CC reader C5Karl knows a rare car when he sees one; finding a BF-series 323 with a turbo is rare enough, but finding one without all-wheel drive is especially uncommon. I actually saw this uploaded to the cohort several months ago, but never got around to posting it. After finding a rather rough one for sale on Los Angeles Craigslist, though, I figured I’d give this car its CC due.
I can’t help but love Mazdas of this era because they look so plain but perform so well relative to their competition. That’s especially true in the case of this four-door, which married its 132 torquey, mildly tuned turbocharged horses with a curb weight a good 300 pounds lesser than that of its all-wheel drive hatchback cousin, the 323 GTX (so, about 2300 pounds).
It’s not as if these cars couldn’t handle, either.

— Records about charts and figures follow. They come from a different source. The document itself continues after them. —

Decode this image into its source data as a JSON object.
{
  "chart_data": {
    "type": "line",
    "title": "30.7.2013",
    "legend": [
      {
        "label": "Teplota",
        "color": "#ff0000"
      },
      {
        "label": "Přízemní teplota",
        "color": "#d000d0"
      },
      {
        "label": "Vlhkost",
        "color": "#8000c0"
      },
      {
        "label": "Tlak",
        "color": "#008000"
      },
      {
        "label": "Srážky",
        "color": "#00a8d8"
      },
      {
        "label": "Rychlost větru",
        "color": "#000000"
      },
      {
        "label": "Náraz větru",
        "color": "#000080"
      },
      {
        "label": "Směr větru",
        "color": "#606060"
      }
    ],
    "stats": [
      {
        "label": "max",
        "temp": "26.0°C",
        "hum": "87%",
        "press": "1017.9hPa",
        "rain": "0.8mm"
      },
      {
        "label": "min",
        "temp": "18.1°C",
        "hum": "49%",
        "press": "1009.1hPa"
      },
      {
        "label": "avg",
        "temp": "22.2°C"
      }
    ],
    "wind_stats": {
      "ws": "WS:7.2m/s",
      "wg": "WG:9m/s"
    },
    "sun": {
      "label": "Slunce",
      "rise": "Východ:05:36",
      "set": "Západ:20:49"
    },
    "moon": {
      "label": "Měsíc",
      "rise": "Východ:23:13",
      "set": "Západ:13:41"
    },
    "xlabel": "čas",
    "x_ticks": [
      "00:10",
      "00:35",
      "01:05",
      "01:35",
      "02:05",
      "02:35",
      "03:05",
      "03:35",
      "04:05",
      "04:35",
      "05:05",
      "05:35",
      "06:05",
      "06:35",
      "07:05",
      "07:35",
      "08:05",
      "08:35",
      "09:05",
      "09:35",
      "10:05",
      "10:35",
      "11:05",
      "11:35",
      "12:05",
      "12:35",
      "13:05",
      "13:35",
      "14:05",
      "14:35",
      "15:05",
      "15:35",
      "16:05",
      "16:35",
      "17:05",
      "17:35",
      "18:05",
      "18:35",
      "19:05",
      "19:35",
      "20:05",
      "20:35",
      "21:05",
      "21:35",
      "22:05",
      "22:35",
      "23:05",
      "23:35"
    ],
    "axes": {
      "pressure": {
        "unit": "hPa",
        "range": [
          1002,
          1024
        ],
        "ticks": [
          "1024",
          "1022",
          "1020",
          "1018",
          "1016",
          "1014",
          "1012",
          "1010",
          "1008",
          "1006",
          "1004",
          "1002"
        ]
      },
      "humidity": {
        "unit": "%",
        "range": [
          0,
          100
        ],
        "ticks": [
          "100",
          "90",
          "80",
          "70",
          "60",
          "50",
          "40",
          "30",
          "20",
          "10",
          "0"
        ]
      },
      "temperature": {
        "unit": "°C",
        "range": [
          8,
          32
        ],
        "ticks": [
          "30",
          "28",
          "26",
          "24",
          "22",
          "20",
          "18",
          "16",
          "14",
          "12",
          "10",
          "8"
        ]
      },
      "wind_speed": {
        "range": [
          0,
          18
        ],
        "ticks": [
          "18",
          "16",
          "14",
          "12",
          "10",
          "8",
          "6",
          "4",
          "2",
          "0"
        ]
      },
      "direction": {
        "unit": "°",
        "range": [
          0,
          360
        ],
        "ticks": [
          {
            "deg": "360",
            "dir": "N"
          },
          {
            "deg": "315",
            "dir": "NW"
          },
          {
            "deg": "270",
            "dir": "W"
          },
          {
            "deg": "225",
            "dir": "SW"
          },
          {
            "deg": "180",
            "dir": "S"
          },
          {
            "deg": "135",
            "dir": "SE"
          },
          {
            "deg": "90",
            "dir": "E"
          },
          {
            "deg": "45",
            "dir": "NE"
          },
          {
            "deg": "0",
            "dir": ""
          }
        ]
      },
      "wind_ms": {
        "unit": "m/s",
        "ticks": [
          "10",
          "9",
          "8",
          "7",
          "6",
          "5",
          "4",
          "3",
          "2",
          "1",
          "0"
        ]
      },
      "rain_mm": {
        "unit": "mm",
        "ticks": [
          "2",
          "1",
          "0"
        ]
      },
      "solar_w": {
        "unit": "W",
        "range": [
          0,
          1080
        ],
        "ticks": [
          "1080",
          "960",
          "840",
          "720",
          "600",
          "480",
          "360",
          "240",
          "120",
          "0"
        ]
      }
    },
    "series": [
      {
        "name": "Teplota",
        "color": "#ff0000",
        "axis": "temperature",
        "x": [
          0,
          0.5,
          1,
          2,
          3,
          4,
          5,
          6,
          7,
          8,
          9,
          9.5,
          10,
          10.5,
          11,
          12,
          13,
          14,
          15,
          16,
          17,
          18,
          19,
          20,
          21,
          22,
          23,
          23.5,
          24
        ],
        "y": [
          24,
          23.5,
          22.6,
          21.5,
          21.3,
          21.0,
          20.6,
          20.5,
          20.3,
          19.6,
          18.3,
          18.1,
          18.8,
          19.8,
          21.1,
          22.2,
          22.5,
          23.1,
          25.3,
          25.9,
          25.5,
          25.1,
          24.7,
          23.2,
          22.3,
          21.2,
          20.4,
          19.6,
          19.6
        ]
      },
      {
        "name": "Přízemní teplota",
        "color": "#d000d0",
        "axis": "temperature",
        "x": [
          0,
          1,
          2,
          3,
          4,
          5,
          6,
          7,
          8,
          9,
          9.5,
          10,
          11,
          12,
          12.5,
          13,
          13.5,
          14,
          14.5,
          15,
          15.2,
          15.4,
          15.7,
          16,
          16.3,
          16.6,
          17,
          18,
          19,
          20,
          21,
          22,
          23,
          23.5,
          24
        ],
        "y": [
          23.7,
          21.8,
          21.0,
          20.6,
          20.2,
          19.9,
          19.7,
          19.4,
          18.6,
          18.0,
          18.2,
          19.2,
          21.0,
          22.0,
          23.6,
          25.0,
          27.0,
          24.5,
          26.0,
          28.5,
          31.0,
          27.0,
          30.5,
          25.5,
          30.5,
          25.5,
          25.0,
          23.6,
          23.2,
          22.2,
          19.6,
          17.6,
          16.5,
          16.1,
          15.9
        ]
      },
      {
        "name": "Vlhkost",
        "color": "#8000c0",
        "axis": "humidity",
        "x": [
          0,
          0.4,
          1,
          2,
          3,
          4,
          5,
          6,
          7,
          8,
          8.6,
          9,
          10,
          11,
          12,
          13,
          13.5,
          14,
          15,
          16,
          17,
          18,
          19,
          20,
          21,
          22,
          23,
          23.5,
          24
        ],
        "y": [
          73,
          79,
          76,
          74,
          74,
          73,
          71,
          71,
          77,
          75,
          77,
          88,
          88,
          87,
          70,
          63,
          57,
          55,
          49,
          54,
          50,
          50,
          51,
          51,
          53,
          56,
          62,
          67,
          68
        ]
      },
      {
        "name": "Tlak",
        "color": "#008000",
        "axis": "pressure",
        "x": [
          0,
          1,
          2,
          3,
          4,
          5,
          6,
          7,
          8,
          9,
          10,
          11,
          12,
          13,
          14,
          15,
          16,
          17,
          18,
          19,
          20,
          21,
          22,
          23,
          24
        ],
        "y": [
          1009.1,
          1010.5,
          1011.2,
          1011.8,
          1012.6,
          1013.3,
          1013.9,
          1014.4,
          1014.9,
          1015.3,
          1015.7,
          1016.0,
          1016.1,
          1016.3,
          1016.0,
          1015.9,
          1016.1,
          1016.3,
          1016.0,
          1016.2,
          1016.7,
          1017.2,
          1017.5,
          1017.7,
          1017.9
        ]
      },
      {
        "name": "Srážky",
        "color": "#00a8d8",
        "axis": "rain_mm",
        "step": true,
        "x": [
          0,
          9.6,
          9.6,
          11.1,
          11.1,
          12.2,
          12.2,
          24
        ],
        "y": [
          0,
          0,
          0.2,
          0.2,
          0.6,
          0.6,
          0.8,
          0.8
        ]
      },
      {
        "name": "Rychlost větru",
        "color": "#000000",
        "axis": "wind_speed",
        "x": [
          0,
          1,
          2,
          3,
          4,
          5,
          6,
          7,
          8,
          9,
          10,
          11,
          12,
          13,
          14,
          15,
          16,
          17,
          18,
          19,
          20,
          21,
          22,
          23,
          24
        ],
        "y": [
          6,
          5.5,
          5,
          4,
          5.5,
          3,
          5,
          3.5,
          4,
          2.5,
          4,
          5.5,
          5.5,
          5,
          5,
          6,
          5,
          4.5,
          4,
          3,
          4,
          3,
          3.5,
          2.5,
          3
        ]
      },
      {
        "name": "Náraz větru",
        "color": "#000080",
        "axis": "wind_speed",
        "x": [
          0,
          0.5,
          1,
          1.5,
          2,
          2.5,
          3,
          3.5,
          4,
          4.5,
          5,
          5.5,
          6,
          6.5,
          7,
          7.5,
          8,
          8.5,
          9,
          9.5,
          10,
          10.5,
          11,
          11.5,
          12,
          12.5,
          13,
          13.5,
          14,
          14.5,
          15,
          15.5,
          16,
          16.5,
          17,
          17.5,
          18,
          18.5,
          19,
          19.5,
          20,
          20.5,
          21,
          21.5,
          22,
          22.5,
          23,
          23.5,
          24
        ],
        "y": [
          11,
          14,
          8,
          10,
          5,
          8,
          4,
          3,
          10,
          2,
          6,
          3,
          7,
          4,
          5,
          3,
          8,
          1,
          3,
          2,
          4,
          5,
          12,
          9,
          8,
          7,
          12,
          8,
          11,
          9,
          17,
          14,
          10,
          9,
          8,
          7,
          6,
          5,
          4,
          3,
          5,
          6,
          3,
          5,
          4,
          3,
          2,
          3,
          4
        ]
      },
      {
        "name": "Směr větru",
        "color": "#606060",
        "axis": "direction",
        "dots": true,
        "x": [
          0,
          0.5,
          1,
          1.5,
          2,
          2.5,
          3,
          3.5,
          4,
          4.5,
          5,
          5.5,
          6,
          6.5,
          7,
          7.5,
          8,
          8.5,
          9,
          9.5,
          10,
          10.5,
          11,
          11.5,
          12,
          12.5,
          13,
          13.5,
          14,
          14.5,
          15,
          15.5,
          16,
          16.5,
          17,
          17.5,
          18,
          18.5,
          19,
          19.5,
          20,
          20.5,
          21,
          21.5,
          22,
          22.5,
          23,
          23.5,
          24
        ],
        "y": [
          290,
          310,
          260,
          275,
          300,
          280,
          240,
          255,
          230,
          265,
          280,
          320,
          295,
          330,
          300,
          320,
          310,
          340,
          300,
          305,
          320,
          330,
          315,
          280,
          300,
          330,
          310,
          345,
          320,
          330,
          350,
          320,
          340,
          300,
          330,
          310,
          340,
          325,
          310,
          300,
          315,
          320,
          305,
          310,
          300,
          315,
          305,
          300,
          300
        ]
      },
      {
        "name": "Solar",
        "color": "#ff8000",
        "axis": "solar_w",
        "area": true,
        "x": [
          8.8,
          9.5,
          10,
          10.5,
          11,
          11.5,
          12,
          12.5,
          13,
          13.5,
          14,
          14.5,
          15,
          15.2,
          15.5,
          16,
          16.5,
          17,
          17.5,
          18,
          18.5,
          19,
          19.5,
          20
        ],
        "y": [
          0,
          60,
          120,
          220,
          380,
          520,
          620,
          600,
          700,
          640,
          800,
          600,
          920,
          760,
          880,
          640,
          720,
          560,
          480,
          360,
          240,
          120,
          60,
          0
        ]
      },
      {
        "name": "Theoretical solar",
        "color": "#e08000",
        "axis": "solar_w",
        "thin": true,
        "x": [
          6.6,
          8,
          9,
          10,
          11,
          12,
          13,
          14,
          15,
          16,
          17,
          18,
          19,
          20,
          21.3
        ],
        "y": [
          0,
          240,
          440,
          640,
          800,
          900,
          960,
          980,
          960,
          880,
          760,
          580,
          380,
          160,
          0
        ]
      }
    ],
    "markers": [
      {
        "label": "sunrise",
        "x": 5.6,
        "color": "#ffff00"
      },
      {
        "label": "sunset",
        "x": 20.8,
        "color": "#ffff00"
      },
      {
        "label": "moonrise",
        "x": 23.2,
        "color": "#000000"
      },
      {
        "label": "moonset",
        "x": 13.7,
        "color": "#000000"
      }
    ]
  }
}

Early generations of Mazda’s front-drive sedans distinguished themselves with good handling, despite their other shortcomings. Unlike so many competing cars, it seems that engineers in Hiroshima knew that the rear-wheels could be used for more than simply supporting the back of the car, and the result was European-style throttle adjustability.
All-wheel drive cars may understeer less under power, but a well-tuned front-wheel drive car is more tail-happy under trailing throttle, and the best pocket-rockets have been powered by their front wheels only. If the other 323s and Escort GTs I’ve driven are any indication, this car probably has a more lively feel on tarmac than the dirt-devil GTX.
Combine the less glamorous two-wheel drive with the stiffer, ultra-conservative sedan body, and you have the very obscure, fun car seen here. And apparently, it’s quite the well-kept secret, since the few which were sold are mostly gone and don’t cost a ton on the market today. Certainly puts those $5-10k CRXs into some perspective doesn’t it?